The message type for this packet is 'P' indicating it is a Parameter message. The message text field consists of the parameter block name "MSG", a TAB character separator, and the on-time field name "O1=" followed the the on-time value. The reply to this message should be an empty string.

Print Messages

The last example allows you to send print messages and an optional message file name to the marker. Leaving the file name field blank will instruct the marker to use its currently "assigned" message file. If you do enter a file name, make sure it is a file that is already configured on the marker.

            string  message_text    = MessageFileNameTextBox.Text + "\t" +
MessageTextBox1.Text + "\t" +
MessageTextBox2.Text + "\t" +
MessageTextBox3.Text + "\t" +

string reply_text = "";
string error_msg = ExtendedProtocolSynchronousClientSocket.SendMessage(RemoteIPAddressTextBox.Text,
out reply_text);

When sending the message data, simply use message type '0' (ASCII zero character) and the message text is a TAB delimited list of the file name and the text strings to be printed. The reply will echo the message you send, allowing you to confirm the data (not shown in this sample.)
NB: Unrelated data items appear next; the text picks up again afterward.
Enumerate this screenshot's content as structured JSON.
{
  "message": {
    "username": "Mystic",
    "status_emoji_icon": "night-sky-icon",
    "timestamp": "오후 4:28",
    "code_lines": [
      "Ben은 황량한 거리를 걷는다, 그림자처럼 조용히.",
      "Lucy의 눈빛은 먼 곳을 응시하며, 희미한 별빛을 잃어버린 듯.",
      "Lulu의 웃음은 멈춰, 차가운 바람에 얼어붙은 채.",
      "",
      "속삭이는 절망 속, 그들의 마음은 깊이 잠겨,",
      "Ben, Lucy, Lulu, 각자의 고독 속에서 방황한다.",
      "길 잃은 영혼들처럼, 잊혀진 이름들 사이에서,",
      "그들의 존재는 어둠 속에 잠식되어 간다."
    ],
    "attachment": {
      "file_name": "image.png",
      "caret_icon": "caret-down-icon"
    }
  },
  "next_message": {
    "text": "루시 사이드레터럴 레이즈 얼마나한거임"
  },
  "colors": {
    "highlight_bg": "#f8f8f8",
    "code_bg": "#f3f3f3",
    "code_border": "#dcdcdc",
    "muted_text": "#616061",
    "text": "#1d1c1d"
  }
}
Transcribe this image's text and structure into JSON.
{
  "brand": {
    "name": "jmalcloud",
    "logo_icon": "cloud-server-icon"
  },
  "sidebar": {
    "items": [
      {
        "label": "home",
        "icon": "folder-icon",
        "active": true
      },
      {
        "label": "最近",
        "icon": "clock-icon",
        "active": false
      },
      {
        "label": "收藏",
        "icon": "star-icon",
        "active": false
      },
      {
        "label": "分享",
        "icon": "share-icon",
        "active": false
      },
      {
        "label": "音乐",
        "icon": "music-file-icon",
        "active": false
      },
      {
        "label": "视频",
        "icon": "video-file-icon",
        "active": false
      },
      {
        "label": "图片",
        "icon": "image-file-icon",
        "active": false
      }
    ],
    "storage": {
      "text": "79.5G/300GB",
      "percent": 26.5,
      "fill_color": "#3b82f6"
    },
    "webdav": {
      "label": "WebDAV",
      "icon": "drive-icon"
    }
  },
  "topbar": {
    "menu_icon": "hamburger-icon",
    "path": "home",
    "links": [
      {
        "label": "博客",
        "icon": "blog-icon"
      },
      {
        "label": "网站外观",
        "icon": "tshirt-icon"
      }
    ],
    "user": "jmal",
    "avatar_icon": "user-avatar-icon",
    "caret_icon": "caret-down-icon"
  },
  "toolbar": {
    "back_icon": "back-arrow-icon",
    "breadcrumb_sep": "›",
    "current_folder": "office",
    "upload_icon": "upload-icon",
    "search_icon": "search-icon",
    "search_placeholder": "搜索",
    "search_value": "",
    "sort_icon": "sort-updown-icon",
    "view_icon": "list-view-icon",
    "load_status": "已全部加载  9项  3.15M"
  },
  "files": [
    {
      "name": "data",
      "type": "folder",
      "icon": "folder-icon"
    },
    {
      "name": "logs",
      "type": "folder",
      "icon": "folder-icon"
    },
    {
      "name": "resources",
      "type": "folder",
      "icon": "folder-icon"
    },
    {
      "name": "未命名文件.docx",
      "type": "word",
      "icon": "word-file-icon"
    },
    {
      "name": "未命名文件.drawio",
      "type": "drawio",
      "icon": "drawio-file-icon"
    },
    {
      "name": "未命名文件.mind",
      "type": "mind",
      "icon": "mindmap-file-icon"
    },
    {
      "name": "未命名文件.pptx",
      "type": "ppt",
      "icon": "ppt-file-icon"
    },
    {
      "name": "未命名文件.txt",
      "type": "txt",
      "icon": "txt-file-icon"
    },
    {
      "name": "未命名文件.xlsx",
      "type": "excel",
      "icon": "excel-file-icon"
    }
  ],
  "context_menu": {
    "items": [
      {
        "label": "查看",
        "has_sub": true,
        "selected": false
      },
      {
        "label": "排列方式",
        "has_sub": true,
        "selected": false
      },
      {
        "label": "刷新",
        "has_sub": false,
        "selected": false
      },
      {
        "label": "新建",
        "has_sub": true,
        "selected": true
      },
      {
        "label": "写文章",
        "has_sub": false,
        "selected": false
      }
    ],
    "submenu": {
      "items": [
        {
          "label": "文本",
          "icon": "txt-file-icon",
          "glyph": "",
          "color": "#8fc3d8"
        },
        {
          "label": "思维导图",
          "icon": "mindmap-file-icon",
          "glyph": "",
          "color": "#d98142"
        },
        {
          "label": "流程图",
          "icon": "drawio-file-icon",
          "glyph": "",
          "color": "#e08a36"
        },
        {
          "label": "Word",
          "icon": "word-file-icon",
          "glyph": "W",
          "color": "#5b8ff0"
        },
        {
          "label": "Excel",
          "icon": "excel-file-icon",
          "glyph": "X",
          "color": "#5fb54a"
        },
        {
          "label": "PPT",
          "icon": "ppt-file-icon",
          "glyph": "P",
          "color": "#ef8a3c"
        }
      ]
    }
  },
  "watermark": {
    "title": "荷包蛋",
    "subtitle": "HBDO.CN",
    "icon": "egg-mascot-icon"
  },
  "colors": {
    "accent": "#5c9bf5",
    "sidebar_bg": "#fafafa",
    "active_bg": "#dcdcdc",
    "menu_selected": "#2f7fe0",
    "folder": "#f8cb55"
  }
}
The sockets used in the sample application are of the synchronous type. This means that the calls into the socket to send and/or receive data are blocking and will not return until the process is complete. Synchronous sockets are much easier to code than the asynchronous type so we chose that method for the example code. Your application may or may not be suitable for synchronous communications, but this is a good place to start with sockets in any case. Coding the same application using asynchronous sockets is possible but is left as an exercise for the reader.


If you find it necessary to establish a direct connection to an InfoSight marking system over an Ethernet network, TCP/IP sockets is the way to go. We provide an open source sample application with three examples of sending and receiving data to/from an InfoSight marking system.

Technical details are subject to change without notice.